CANBERRA, June 15 (Xinhua) -- Australia's new Environment Minister Sussan Ley has said that drought-affected farmers should be allowed to borrow water from river systems.
In an interview with Fairfax Media on Saturday, Sussan Ley said there is a need for "flexibility" that would allow water reserved for environmental use to be used by struggling farmers.
Ley represents the New South Wales (NSW) electorate of Farrer where concerns about the amount of water in the Murray River allocated for agricultural use was a major issue in the campaign for the general election on May 18.
"Sometimes the environment doesn't need all its water but farmers desperately do need water," she told Fairfax.

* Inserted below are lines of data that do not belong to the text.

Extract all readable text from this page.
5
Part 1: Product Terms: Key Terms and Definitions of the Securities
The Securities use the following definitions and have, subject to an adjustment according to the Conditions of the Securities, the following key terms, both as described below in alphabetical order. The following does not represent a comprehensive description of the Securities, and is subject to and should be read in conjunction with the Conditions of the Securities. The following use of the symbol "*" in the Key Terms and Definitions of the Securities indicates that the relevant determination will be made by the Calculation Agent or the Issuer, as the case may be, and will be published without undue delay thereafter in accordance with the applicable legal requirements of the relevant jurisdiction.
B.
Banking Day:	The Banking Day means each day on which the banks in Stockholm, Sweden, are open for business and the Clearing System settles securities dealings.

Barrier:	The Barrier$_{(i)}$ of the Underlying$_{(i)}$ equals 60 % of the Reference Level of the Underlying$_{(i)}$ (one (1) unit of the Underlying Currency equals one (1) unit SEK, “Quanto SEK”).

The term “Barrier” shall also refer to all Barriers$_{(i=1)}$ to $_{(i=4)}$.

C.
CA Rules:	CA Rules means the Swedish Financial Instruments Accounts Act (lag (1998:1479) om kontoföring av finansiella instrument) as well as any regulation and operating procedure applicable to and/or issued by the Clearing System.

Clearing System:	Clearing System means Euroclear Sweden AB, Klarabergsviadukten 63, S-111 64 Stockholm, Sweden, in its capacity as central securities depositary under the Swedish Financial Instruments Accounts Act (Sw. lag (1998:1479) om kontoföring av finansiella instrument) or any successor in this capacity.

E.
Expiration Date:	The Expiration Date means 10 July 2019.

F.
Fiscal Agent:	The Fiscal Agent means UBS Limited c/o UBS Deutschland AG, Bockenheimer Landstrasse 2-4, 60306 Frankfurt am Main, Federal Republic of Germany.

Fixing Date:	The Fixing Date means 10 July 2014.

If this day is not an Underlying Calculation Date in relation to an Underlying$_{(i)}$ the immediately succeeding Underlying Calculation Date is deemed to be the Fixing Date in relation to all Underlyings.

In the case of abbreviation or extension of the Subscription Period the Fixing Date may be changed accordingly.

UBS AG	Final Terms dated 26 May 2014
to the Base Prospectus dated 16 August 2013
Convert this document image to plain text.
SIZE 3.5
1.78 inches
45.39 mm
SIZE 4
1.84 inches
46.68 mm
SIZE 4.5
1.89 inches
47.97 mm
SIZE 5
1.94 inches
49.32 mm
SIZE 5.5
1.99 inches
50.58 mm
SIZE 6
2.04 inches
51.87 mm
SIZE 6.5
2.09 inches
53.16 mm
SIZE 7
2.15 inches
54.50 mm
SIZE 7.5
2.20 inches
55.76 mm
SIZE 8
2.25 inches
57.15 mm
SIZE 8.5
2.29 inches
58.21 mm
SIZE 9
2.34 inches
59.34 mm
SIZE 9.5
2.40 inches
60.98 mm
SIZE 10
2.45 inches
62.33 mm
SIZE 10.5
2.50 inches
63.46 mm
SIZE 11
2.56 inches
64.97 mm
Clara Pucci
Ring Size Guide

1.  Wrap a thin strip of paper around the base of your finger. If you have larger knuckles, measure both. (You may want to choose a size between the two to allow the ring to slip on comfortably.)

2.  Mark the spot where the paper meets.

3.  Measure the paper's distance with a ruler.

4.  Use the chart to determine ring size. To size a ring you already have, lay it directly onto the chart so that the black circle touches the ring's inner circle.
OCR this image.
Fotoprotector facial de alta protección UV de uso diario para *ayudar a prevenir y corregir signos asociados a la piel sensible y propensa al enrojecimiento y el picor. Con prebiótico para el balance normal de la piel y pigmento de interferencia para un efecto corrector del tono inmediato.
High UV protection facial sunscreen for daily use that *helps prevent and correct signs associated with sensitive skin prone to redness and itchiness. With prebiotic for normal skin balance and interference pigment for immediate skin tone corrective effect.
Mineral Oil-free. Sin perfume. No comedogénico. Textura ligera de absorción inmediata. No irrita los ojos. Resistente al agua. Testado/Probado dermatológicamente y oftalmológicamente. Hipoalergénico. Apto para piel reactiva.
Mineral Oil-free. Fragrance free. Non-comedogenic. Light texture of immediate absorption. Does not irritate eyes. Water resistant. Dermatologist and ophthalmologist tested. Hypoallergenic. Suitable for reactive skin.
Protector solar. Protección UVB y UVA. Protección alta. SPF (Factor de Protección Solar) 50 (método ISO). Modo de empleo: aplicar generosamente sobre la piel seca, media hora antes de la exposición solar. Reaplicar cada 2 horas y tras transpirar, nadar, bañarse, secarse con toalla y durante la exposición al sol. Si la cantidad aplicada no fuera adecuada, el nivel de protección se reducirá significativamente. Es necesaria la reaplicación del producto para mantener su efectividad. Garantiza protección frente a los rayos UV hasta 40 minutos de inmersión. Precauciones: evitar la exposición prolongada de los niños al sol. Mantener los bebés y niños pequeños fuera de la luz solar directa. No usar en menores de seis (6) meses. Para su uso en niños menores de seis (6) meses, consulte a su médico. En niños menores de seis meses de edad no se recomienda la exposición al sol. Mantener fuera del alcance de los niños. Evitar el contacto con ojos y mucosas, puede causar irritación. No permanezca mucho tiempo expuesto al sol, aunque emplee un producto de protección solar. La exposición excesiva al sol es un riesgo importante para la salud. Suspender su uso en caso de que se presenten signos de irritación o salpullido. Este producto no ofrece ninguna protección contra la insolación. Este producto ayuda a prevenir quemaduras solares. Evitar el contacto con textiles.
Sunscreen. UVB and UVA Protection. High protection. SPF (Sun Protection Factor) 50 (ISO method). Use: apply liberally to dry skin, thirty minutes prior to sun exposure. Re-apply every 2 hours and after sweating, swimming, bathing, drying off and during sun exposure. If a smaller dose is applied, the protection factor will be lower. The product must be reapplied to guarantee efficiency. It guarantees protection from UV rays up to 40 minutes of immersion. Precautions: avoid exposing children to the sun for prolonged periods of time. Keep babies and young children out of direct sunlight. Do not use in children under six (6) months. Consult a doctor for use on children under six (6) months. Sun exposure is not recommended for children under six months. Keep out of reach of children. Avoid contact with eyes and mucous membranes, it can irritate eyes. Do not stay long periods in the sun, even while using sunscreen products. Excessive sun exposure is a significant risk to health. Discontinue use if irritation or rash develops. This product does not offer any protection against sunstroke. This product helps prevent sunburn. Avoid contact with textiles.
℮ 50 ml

"(In some cases) there's water in the dams (holding environmental water) and there are crops that are dying and farmers with drought-affected stock that need hay."
Any move to introduce Ley's borrowing scheme would require changes to the Murray-Darling Basin Plan - the agreement on water use across the Murray-Darling Basin, which is Australia's most significant agricultural area.
Changes to the plan must be agreed to by the governments of NSW, Victoria, Queensland, South Australia, the Australian Capital Territory (ACT) as well as the Federal Government.
Maryanne Slattery, the senior water researcher at the think tank Australia Institute, said that Ley had failed to properly explain the problem in the basin.
"The environment is just a scapegoat," she said.
"There are so many other aspects of mismanagement and perverse policy outcomes that I think need to be looked at first."
In addition to revealing her water management plan, Ley also suggested that the government would be more aggressive in eradicating pests such as invasive starfish on the Great Barrier Reef.
"As a farmer, I'm very big on (eradicating) feral pests," she said.
"There are some quite clever scientific approaches to the health of the reef, including breeding the coral differently, addressing the crown-of-thorns starfish, working with coastal volunteers because obviously the inflow (of nutrients and sediment) into the reef is important."